The approval of four small interfering RNA (siRNA) products in the past few years has demonstrated unequivocally the therapeutic potential of this novel modality. Three such products (givosiran, lumasiran and inclisiran) are liver-targeted, using tris N-acetylgalactosamine (GalNAc)3 as the targeting ligand. Upon subcutaneous administration, GalNAc-conjugated siRNAs rapidly distribute into the liver via asialoglycoprotein receptor (ASGPR) mediated uptake in the hepatocytes, resulting in fast elimination from the systemic circulation. Patisiran, on the other hand, has been formulated in a lipid nanoparticle for optimal delivery to the liver. While several publications have described preclinical and clinical pharmacokinetic (PK) and pharmacodynamic (PD) results, including absorption, distribution, metabolism, and elimination (ADME) profiles in selected species as well as limited modeling efforts for siRNA therapeutics, there is no systematic review of the PK and PD models developed for these agents or work summarizing the utility and application(s) of such models in drug development and regulatory review. Here, we provide a mini-review of the current state of modeling efforts for siRNA therapeutics within the early preclinical, translational, and clinical stages of siRNA development.
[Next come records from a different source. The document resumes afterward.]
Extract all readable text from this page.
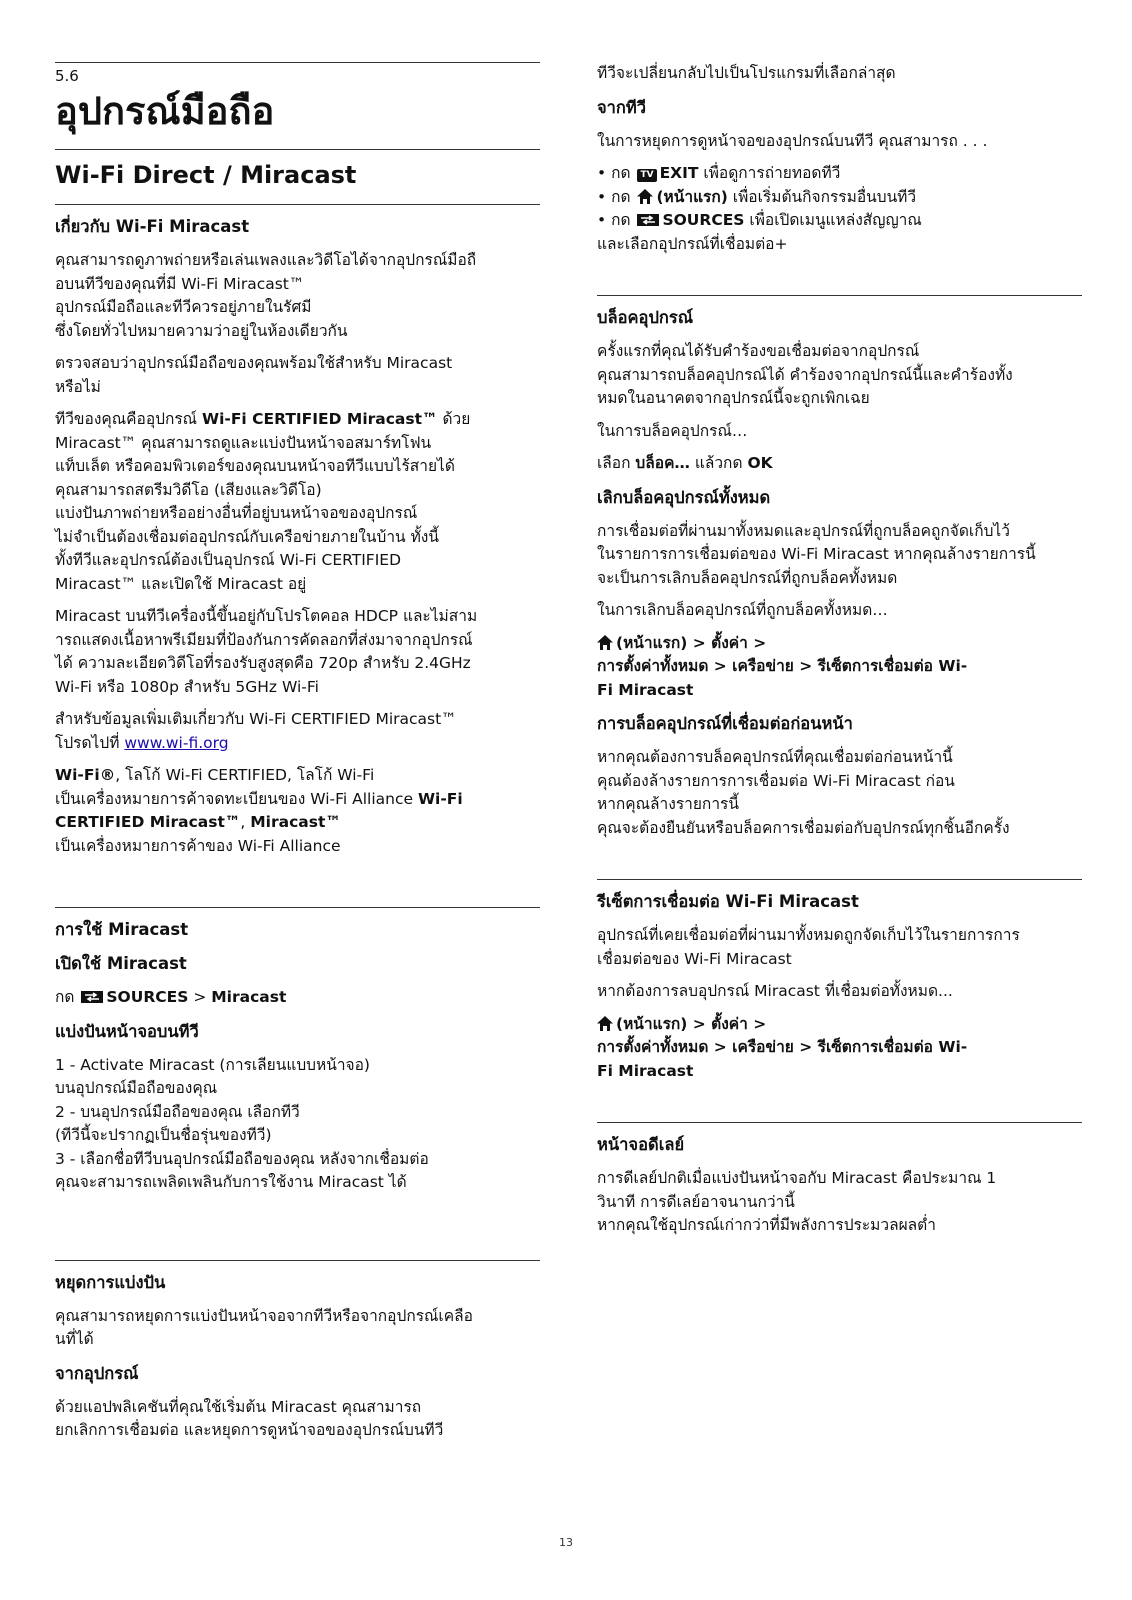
5.6
อุปกรณ์มือถือ
Wi-Fi Direct / Miracast
เกี่ยวกับ Wi-Fi Miracast

คุณสามารถดูภาพถ่ายหรือเล่นเพลงและวิดีโอได้จากอุปกรณ์มือถื
อบนทีวีของคุณที่มี Wi-Fi Miracast™
อุปกรณ์มือถือและทีวีควรอยู่ภายในรัศมี
ซึ่งโดยทั่วไปหมายความว่าอยู่ในห้องเดียวกัน

ตรวจสอบว่าอุปกรณ์มือถือของคุณพร้อมใช้สำหรับ Miracast
หรือไม่

ทีวีของคุณคืออุปกรณ์ Wi-Fi CERTIFIED Miracast™ ด้วย
Miracast™ คุณสามารถดูและแบ่งปันหน้าจอสมาร์ทโฟน
แท็บเล็ต หรือคอมพิวเตอร์ของคุณบนหน้าจอทีวีแบบไร้สายได้
คุณสามารถสตรีมวิดีโอ (เสียงและวิดีโอ)
แบ่งปันภาพถ่ายหรืออย่างอื่นที่อยู่บนหน้าจอของอุปกรณ์
ไม่จำเป็นต้องเชื่อมต่ออุปกรณ์กับเครือข่ายภายในบ้าน ทั้งนี้
ทั้งทีวีและอุปกรณ์ต้องเป็นอุปกรณ์ Wi-Fi CERTIFIED
Miracast™ และเปิดใช้ Miracast อยู่

Miracast บนทีวีเครื่องนี้ขึ้นอยู่กับโปรโตคอล HDCP และไม่สาม
ารถแสดงเนื้อหาพรีเมียมที่ป้องกันการคัดลอกที่ส่งมาจากอุปกรณ์
ได้ ความละเอียดวิดีโอที่รองรับสูงสุดคือ 720p สำหรับ 2.4GHz
Wi-Fi หรือ 1080p สำหรับ 5GHz Wi-Fi

สำหรับข้อมูลเพิ่มเติมเกี่ยวกับ Wi-Fi CERTIFIED Miracast™
โปรดไปที่ www.wi-fi.org

Wi-Fi®, โลโก้ Wi-Fi CERTIFIED, โลโก้ Wi-Fi
เป็นเครื่องหมายการค้าจดทะเบียนของ Wi-Fi Alliance Wi-Fi
CERTIFIED Miracast™, Miracast™
เป็นเครื่องหมายการค้าของ Wi-Fi Alliance

การใช้ Miracast
เปิดใช้ Miracast

กด SOURCES > Miracast

แบ่งปันหน้าจอบนทีวี

1 - Activate Miracast (การเลียนแบบหน้าจอ)
บนอุปกรณ์มือถือของคุณ
2 - บนอุปกรณ์มือถือของคุณ เลือกทีวี
(ทีวีนี้จะปรากฏเป็นชื่อรุ่นของทีวี)
3 - เลือกชื่อทีวีบนอุปกรณ์มือถือของคุณ หลังจากเชื่อมต่อ
คุณจะสามารถเพลิดเพลินกับการใช้งาน Miracast ได้

หยุดการแบ่งปัน

คุณสามารถหยุดการแบ่งปันหน้าจอจากทีวีหรือจากอุปกรณ์เคลือ
นที่ได้

จากอุปกรณ์

ด้วยแอปพลิเคชันที่คุณใช้เริ่มต้น Miracast คุณสามารถ
ยกเลิกการเชื่อมต่อ และหยุดการดูหน้าจอของอุปกรณ์บนทีวี

ทีวีจะเปลี่ยนกลับไปเป็นโปรแกรมที่เลือกล่าสุด

จากทีวี

ในการหยุดการดูหน้าจอของอุปกรณ์บนทีวี คุณสามารถ . . .

• กด TV EXIT เพื่อดูการถ่ายทอดทีวี
• กด (หน้าแรก) เพื่อเริ่มต้นกิจกรรมอื่นบนทีวี
• กด SOURCES เพื่อเปิดเมนูแหล่งสัญญาณ
และเลือกอุปกรณ์ที่เชื่อมต่อ+

บล็อคอุปกรณ์

ครั้งแรกที่คุณได้รับคำร้องขอเชื่อมต่อจากอุปกรณ์
คุณสามารถบล็อคอุปกรณ์ได้ คำร้องจากอุปกรณ์นี้และคำร้องทั้ง
หมดในอนาคตจากอุปกรณ์นี้จะถูกเพิกเฉย

ในการบล็อคอุปกรณ์…

เลือก บล็อค… แล้วกด OK

เลิกบล็อคอุปกรณ์ทั้งหมด

การเชื่อมต่อที่ผ่านมาทั้งหมดและอุปกรณ์ที่ถูกบล็อคถูกจัดเก็บไว้
ในรายการการเชื่อมต่อของ Wi-Fi Miracast หากคุณล้างรายการนี้
จะเป็นการเลิกบล็อคอุปกรณ์ที่ถูกบล็อคทั้งหมด

ในการเลิกบล็อคอุปกรณ์ที่ถูกบล็อคทั้งหมด…

(หน้าแรก) > ตั้งค่า >
การตั้งค่าทั้งหมด > เครือข่าย > รีเซ็ตการเชื่อมต่อ Wi-
Fi Miracast

การบล็อคอุปกรณ์ที่เชื่อมต่อก่อนหน้า

หากคุณต้องการบล็อคอุปกรณ์ที่คุณเชื่อมต่อก่อนหน้านี้
คุณต้องล้างรายการการเชื่อมต่อ Wi-Fi Miracast ก่อน
หากคุณล้างรายการนี้
คุณจะต้องยืนยันหรือบล็อคการเชื่อมต่อกับอุปกรณ์ทุกชิ้นอีกครั้ง

รีเซ็ตการเชื่อมต่อ Wi-Fi Miracast

อุปกรณ์ที่เคยเชื่อมต่อที่ผ่านมาทั้งหมดถูกจัดเก็บไว้ในรายการการ
เชื่อมต่อของ Wi-Fi Miracast

หากต้องการลบอุปกรณ์ Miracast ที่เชื่อมต่อทั้งหมด...

(หน้าแรก) > ตั้งค่า >
การตั้งค่าทั้งหมด > เครือข่าย > รีเซ็ตการเชื่อมต่อ Wi-
Fi Miracast

หน้าจอดีเลย์

การดีเลย์ปกติเมื่อแบ่งปันหน้าจอกับ Miracast คือประมาณ 1
วินาที การดีเลย์อาจนานกว่านี้
หากคุณใช้อุปกรณ์เก่ากว่าที่มีพลังการประมวลผลต่ำ

13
Diverse modeling methods including simple compartmental, mechanistic and systems PK/PD, physiologically-based PK (PBPK), population PK/PD, and dose-response-time models are introduced and reviewed. The utility of such models in development and regulatory review for siRNA therapeutics is also discussed with examples. Finally, the current knowledge gaps in mechanism of action of siRNA and resulting challenges in model development are summarized. The goal of this minireview is to trigger cross-functional discussion amongst all key stakeholders to generate key experimental datasets and align on current assumptions, model structures, and approaches to facilitate development and application of robust PK/PD models for siRNA therapeutics.